The least neglected habitations were the best for begging. Untidy homes, she found, and homes with little to boast of were unlikely to part with anything as prized as milk unless someone was holding a blade at their owners' throats. But tidiness suggested composure and respectability. Tidy people were more easily coerced. They had more to lose. They evidently had more to prove. Why else the public display of house plants or painted fences or trimmed hedges on their land?
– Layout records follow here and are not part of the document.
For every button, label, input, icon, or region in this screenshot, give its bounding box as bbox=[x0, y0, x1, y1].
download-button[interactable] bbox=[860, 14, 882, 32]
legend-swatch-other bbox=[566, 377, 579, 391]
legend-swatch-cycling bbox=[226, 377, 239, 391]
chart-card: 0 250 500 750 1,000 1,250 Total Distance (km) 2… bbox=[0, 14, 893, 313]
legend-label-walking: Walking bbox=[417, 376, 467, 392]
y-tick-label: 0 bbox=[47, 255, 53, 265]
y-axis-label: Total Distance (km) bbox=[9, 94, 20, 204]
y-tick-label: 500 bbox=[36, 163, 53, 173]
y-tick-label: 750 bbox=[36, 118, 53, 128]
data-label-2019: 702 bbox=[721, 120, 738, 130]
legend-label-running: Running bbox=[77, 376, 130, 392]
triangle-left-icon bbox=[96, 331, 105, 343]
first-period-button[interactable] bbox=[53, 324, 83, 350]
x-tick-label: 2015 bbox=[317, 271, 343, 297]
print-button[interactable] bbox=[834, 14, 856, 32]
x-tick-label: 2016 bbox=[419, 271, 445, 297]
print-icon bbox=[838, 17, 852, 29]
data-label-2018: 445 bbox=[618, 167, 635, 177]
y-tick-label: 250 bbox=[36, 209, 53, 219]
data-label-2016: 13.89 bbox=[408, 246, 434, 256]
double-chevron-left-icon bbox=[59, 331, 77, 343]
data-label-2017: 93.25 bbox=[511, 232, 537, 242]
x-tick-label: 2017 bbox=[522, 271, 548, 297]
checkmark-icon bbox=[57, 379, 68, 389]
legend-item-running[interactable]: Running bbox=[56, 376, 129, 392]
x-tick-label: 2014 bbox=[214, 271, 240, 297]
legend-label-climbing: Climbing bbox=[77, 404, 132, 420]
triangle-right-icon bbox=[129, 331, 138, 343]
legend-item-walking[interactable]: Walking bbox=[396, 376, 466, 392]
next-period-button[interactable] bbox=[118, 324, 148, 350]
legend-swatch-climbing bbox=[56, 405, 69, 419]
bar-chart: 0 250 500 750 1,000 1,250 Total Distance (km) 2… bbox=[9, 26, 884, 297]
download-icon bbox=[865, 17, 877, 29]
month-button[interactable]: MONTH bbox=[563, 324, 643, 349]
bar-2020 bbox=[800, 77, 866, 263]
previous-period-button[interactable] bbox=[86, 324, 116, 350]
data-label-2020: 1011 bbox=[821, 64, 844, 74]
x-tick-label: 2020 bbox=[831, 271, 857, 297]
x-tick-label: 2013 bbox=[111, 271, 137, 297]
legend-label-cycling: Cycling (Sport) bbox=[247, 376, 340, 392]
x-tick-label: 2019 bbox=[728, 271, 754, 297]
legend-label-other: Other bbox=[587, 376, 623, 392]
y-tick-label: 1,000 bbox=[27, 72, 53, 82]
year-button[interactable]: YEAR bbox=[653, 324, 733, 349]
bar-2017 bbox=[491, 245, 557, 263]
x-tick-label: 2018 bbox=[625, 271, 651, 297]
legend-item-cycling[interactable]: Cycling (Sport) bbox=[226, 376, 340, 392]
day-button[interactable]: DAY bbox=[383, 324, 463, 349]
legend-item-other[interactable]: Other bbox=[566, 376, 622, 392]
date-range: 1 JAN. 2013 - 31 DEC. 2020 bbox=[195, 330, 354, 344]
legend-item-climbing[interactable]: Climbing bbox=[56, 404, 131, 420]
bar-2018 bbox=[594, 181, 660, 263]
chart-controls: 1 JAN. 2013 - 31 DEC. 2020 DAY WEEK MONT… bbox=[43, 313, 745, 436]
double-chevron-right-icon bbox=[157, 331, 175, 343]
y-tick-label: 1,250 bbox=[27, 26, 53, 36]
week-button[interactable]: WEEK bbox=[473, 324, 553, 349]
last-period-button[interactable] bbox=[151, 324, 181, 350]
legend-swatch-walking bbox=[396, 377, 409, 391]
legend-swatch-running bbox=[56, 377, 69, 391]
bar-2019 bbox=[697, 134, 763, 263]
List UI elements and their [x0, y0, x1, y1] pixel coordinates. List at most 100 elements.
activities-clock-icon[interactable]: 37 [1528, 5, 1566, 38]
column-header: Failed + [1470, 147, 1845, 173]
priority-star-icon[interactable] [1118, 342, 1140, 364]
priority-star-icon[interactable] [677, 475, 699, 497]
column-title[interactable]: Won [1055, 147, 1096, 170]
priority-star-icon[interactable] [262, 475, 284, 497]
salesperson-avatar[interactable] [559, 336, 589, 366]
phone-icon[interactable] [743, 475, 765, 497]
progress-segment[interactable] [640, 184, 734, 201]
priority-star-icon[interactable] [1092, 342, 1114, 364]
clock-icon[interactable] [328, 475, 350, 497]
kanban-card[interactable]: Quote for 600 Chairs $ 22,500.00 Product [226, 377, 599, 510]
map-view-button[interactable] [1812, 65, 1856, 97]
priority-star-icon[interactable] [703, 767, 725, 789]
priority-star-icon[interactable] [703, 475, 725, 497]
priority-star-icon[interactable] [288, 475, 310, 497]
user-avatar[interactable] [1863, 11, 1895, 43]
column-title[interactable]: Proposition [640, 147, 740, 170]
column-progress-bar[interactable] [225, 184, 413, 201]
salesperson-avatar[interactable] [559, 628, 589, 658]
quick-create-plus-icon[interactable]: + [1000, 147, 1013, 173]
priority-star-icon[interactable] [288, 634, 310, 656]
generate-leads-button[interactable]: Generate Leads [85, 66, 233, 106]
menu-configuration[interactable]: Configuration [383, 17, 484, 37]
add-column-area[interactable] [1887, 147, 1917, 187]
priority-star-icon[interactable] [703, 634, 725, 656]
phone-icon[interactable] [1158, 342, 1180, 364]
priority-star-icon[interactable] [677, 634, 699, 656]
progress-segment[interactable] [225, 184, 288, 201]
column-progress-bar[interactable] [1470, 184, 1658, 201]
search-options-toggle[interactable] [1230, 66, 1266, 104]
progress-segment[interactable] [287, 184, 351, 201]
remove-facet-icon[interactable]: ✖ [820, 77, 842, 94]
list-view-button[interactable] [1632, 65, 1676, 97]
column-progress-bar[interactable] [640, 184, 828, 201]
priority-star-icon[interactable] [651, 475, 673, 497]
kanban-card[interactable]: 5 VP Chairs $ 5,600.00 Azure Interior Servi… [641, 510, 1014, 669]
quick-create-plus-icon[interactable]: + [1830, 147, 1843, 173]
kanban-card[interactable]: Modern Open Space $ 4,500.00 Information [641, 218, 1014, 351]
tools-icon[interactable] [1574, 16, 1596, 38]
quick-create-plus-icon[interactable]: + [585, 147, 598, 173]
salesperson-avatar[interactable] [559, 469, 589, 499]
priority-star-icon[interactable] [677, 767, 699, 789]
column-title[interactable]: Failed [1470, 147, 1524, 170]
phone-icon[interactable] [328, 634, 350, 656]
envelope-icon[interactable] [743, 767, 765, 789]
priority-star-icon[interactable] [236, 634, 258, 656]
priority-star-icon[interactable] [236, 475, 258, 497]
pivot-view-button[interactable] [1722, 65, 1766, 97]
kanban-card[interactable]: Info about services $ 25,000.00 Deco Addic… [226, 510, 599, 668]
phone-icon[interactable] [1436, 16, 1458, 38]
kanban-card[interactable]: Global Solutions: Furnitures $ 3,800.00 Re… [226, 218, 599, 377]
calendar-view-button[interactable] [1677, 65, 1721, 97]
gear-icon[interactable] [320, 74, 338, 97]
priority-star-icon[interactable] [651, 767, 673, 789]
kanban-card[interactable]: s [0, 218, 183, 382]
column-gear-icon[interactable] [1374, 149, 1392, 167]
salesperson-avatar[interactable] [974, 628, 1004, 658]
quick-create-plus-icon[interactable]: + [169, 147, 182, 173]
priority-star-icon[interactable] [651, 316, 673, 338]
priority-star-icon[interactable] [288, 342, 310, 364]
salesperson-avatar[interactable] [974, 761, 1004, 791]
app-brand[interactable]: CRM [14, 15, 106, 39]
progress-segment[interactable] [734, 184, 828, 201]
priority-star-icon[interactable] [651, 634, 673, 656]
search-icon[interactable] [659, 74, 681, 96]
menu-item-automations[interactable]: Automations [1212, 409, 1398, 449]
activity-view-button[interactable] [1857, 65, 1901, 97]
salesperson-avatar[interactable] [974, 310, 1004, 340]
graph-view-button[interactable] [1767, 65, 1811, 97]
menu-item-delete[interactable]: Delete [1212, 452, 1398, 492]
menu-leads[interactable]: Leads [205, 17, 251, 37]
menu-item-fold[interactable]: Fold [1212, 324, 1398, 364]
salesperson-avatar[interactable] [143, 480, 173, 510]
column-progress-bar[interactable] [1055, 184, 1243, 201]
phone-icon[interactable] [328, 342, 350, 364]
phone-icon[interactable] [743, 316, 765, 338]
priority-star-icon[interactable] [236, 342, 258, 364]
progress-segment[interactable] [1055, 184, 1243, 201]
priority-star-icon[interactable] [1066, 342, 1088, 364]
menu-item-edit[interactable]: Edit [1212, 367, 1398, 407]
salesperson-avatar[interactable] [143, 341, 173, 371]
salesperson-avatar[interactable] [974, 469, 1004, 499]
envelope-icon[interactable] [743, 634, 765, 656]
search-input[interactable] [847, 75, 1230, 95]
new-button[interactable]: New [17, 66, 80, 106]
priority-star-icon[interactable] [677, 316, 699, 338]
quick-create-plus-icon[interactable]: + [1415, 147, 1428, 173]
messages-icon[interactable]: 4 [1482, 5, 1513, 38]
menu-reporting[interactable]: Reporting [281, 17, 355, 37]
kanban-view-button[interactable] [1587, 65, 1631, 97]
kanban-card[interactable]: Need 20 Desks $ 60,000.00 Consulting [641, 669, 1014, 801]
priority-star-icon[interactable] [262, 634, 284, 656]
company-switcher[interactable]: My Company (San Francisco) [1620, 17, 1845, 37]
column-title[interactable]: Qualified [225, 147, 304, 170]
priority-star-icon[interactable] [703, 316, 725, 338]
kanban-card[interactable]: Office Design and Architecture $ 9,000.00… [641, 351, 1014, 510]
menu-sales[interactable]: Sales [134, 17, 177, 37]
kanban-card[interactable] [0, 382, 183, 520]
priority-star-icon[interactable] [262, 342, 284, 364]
Men were easier to browbeat than women, Margaret soon discovered. For men, a child was a mystery. She had only to tell a man, 'Look at my poor girl's dry lips — that's thirst — and look at her skin. Those blotches on her nose, you see? That's hunger rash. My darling's only got a day or two to live, just feel her bones,' and he would rather part with his big toe than stand accused of heartlessness. How Margaret loved her newly invented, inventive self, and how powerful she could be with certain, tidy men. But a woman, and especially one who'd been a mother, would know that just a little redness around the nose was common to all children of that age. Some kids are red around the nose for fifteen years, and never hungry once.
So Margaret chose her victims carefully. Once she'd seen a man on the land, preferably near a well-kept house, with livestock, she would approach, first greeting him in the old American way, then showing him the child (her beauty first, her hunger next, and then the red nose and the dry, chapped lips) and finally — if all of that had failed — dragging off her blue scarf to show the evidence of flux. This last act always had the most effect. Men everywhere fear illness more than women do, she supposed. But it was more complicated than that. She could not know — especially now that Franklin was not around to tell her so — that as the days passed and her hair grew a little longer, she became more strikingly unusual. In the first days after the shaving, she would have seemed ugly to most men. Her color was not good. The illness bleached her. Her lids and brows, though, were red from where each pinch of hair had been plucked out by the women in her family — her mother, her two sisters. But, except for the scabs where her grandpa's shell razor had nicked her skin, her scalp had been oddly white and ailing from never having been exposed to light before.
But now her color was a healthy one. Since Ferrytown she'd had good exercise in open air, if not good food, and she had what country people call 'ripe cheeks, sweet enough to pick'. Even if she did not remove her scarf, anyone could see she was a handsome woman. Her eyebrows were light and thin as yet, but that need not declare her as a recovering invalid and possibly contagious. The black-haired people of America did not expect those rare, unlucky redheads among them to have the forceful facial hair of normal folk. But with her scarf off and her history of contagion clearly on display, her attractiveness was now enhanced instead of betrayed. By the fourth day of her begging her regrown head hair had become tufty enough to hide her scalp entirely under a soft, springy carpeting but not long enough to hide the good shape of her face, the candor of her forehead, the set of her mouth. Her great green eyes, which might not see too well over long distances, looked to any observers — and there would be many — as if they were the largest eyes they'd ever seen. They'd wonder whether they would dare to sleep with her. Was such rare beauty worth the risk? It was.